PostgreSQL
PostgreSQL is an open-source relational database with ACID compliance, advanced indexing, and extensibility. The default for most backends.
PostgreSQL is an open-source relational database that has been in continuous development since 1996. It supports the full relational model - tables, joins, foreign keys, constraints, transactions - and implements it with strong standards compliance and a wide feature set that most competitors do not match.
What sets PostgreSQL apart from MySQL or SQLite is the depth of its capabilities: window functions, common table expressions (CTEs), JSONB with index support, full-text search, geospatial queries via PostGIS, row-level security, custom data types, and a mature extension ecosystem. The same engine handles simple CRUD workloads and complex analytical queries.
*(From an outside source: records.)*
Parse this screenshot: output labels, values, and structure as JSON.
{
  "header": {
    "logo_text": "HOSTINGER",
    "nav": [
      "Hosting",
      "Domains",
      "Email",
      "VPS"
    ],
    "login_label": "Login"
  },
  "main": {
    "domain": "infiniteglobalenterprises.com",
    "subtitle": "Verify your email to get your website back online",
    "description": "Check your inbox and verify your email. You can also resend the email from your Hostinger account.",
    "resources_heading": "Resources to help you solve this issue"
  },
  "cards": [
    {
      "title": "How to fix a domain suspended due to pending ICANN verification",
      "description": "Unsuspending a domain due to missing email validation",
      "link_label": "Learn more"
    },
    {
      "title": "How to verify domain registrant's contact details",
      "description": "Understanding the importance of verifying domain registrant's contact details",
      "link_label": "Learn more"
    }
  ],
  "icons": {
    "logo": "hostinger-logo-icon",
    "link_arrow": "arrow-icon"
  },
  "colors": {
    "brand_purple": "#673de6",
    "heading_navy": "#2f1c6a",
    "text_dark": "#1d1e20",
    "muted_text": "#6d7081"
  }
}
Why it matters in Engineering: PostgreSQL scales further than most teams will ever need. Teams frequently migrate to distributed databases like Cassandra or MongoDB to solve problems that PostgreSQL could have handled with proper indexing and query optimization. It is actively maintained, has a large community, and managed versions - AWS RDS, Supabase, Neon - handle operational overhead. For most backend systems, PostgreSQL should be the default choice until there is a specific technical reason to pick something else.
Core Concepts
ACID Transactions
Every write is atomic, consistent, isolated, and durable. Either the full transaction commits or none of it does. This guarantee is non-negotiable for financial or inventory data.
Indexes
B-tree indexes are the default. PostgreSQL also supports GIN (for JSONB and full-text search), GiST (for geometric types), BRIN (for large sequential tables), and partial indexes. Choosing the right index type matters for query performance.
WAL (Write-Ahead Log)
All changes are written to the WAL before being applied to data files. WAL enables crash recovery and powers streaming replication to read replicas.
JSONB
Binary JSON storage with full index support. Lets you store semi-structured data inside a relational database without sacrificing query performance. A practical middle ground between a rigid schema and a document database.
Replication
Streaming replication to read replicas distributes read load. Logical replication supports more fine-grained use cases like syncing specific tables or feeding change data capture pipelines.